Klein Scott is the petite component of TALLsmall Productions, the company she partners in with her 6-foot-9-inches tall husband, Keith Scott, who sits beside her on the same side of the booth, where they remain for the duration of our interview. The two were doing communications consulting work when they met in 2013 on LinkedIn. They’ve since made it their business to help all manner of workplaces—including Johns Hopkins dermatology, Giant Food and the National Aquarium—to empower their employees via body language and communication analysis.

“Most people don’t pay attention to body language,” Klein Scott says. “My favorite [teaching tool] is an activity we do to coach people on how to deliver an elevator introduction that catches people off guard and doesn’t resemble the robotic intros most folks use.”

“My favorite activity is allowing people to understand how many ‘filler words’ they use on a daily basis,” Keith Scott says.
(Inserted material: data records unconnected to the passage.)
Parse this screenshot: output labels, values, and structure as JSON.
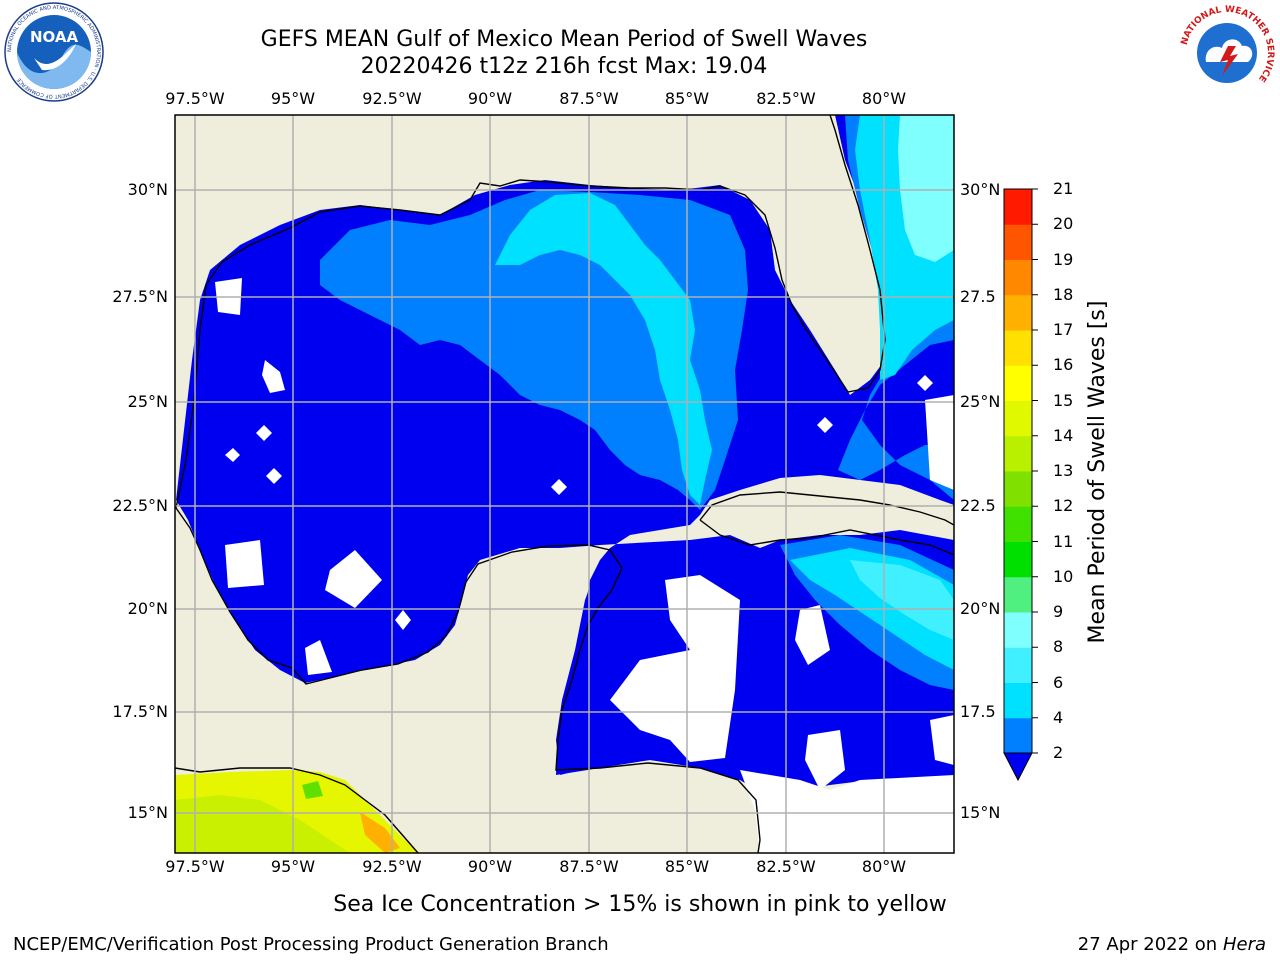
{
  "header": {
    "title_line1": "GEFS MEAN Gulf of Mexico Mean Period of Swell Waves",
    "title_line2": "20220426 t12z 216h fcst   Max: 19.04"
  },
  "logos": {
    "left": "NOAA",
    "left_ring_text": "NATIONAL OCEANIC AND ATMOSPHERIC ADMINISTRATION · U.S. DEPARTMENT OF COMMERCE",
    "right_ring_text": "NATIONAL WEATHER SERVICE"
  },
  "map": {
    "lon_ticks": [
      "97.5°W",
      "95°W",
      "92.5°W",
      "90°W",
      "87.5°W",
      "85°W",
      "82.5°W",
      "80°W"
    ],
    "lat_ticks_left": [
      "30°N",
      "27.5°N",
      "25°N",
      "22.5°N",
      "20°N",
      "17.5°N",
      "15°N"
    ],
    "lat_ticks_right": [
      "30°N",
      "27.5",
      "25°N",
      "22.5",
      "20°N",
      "17.5",
      "15°N"
    ],
    "land_color": "#efeedc",
    "grid_color": "#b0b0b0"
  },
  "colorbar": {
    "label": "Mean Period of Swell Waves [s]",
    "ticks": [
      "2",
      "4",
      "6",
      "8",
      "9",
      "10",
      "11",
      "12",
      "13",
      "14",
      "15",
      "16",
      "17",
      "18",
      "19",
      "20",
      "21"
    ],
    "colors": [
      "#0080ff",
      "#00e0ff",
      "#40f0ff",
      "#80ffff",
      "#50f080",
      "#00e000",
      "#40e000",
      "#80e000",
      "#b8f000",
      "#e0f800",
      "#ffff00",
      "#ffe000",
      "#ffb000",
      "#ff8800",
      "#ff5500",
      "#ff1a00"
    ],
    "extend_color": "#0000f0"
  },
  "footer": {
    "note": "Sea Ice Concentration > 15% is shown in pink to yellow",
    "left": "NCEP/EMC/Verification Post Processing Product Generation Branch",
    "right_date": "27 Apr 2022 on",
    "right_machine": "Hera"
  }
}
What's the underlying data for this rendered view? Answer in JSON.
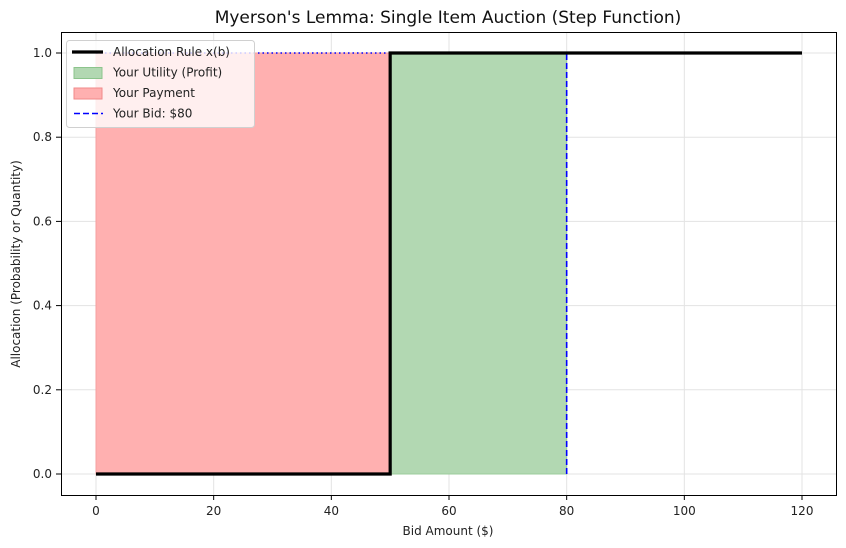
{
  "chart_data": {
    "type": "line",
    "title": "Myerson's Lemma: Single Item Auction (Step Function)",
    "xlabel": "Bid Amount ($)",
    "ylabel": "Allocation (Probability or Quantity)",
    "xlim": [
      -5,
      126
    ],
    "ylim": [
      -0.05,
      1.05
    ],
    "xticks": [
      0,
      20,
      40,
      60,
      80,
      100,
      120
    ],
    "yticks": [
      0.0,
      0.2,
      0.4,
      0.6,
      0.8,
      1.0
    ],
    "xtick_labels": [
      "0",
      "20",
      "40",
      "60",
      "80",
      "100",
      "120"
    ],
    "ytick_labels": [
      "0.0",
      "0.2",
      "0.4",
      "0.6",
      "0.8",
      "1.0"
    ],
    "grid": true,
    "legend_position": "upper left",
    "series": [
      {
        "name": "Allocation Rule x(b)",
        "kind": "step-line",
        "color": "#000000",
        "x": [
          0,
          50,
          50,
          120
        ],
        "y": [
          0,
          0,
          1,
          1
        ]
      },
      {
        "name": "Your Utility (Profit)",
        "kind": "fill",
        "color": "#2ca02c",
        "alpha": 0.36,
        "x_range": [
          50,
          80
        ],
        "y_range": [
          0,
          1
        ]
      },
      {
        "name": "Your Payment",
        "kind": "fill",
        "color": "#ff6b6b",
        "alpha": 0.52,
        "x_range": [
          0,
          50
        ],
        "y_range": [
          0,
          1
        ]
      },
      {
        "name": "Your Bid: $80",
        "kind": "vline-dashed",
        "color": "#0000ff",
        "x": 80,
        "y_range": [
          0,
          1
        ]
      },
      {
        "name": "",
        "kind": "hline-dotted",
        "color": "#0000ff",
        "y": 1,
        "x_range": [
          0,
          80
        ]
      }
    ],
    "annotations": {
      "threshold_bid": 50,
      "your_bid": 80,
      "payment": 50,
      "utility": 30
    }
  },
  "legend": {
    "items": [
      {
        "label": "Allocation Rule x(b)",
        "swatch": "line",
        "color": "#000000"
      },
      {
        "label": "Your Utility (Profit)",
        "swatch": "patch",
        "color": "#b2d8b2",
        "edge": "#8cc48c"
      },
      {
        "label": "Your Payment",
        "swatch": "patch",
        "color": "#ffb0b0",
        "edge": "#f08a8a"
      },
      {
        "label": "Your Bid: $80",
        "swatch": "dashed",
        "color": "#0000ff"
      }
    ]
  }
}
In addition to the obvious “ums” and “likes”—both which are employed more often by women than men—plumping up our speech with qualifiers such as “in my opinion” and “really” can betray a lack of confidence in what we’re saying.

The duo believes their greatest strength lies in coaching clients to “find their authentic voices” (both physical and verbal) Klein Scott explains, “and to learn how to use them effectively.”

I can’t resist asking the couple to do their thing and analyze a table of six about five feet from ours.

“We do this all the time, just for fun,” Scott tells me. They promptly tell me about the diners’ moods and relationships, and it makes sense. The woman at the head of the table is “bored” and generally has a negative attitude, as evidenced by her folded arms, her thrown-back posture and blank facial expression. Scott goes on to note that only two of the other diners appear to be enjoying one another’s company: Their arms rest easily on the table before them, and they hold eye contact.

Have Tall and Small tapped into my longstanding social anxiety? I ask if they can pinpoint any nonverbal cues that convey nerves.

“You’ve been twisting a lock of your hair,” Scott says, giving me bigger flapping butterflies. But they also can tell that I’m open to this experience because my hands are resting on the table in front of me as I meet their gaze.

What makes sense: I can definitely understand why employers would find it helpful to learn to use and interpret nonverbal language. It’s common in the workplace to display emotions we’d never demonstrate verbally—insecurity, disinterest, even dishonesty.

What increases my personal anxiety: The experts’ own unspoken interaction is decidedly theatrical (polished and charming but quite performative-feeling), and I sometimes feel like I’ve stumbled onto the set of a popular  morning talk show during our time together. Maybe this rehearsed “voice” is the one they’ve searched for and claimed, I don’t know—but, frankly, I’m a little too timid to come right out and ask.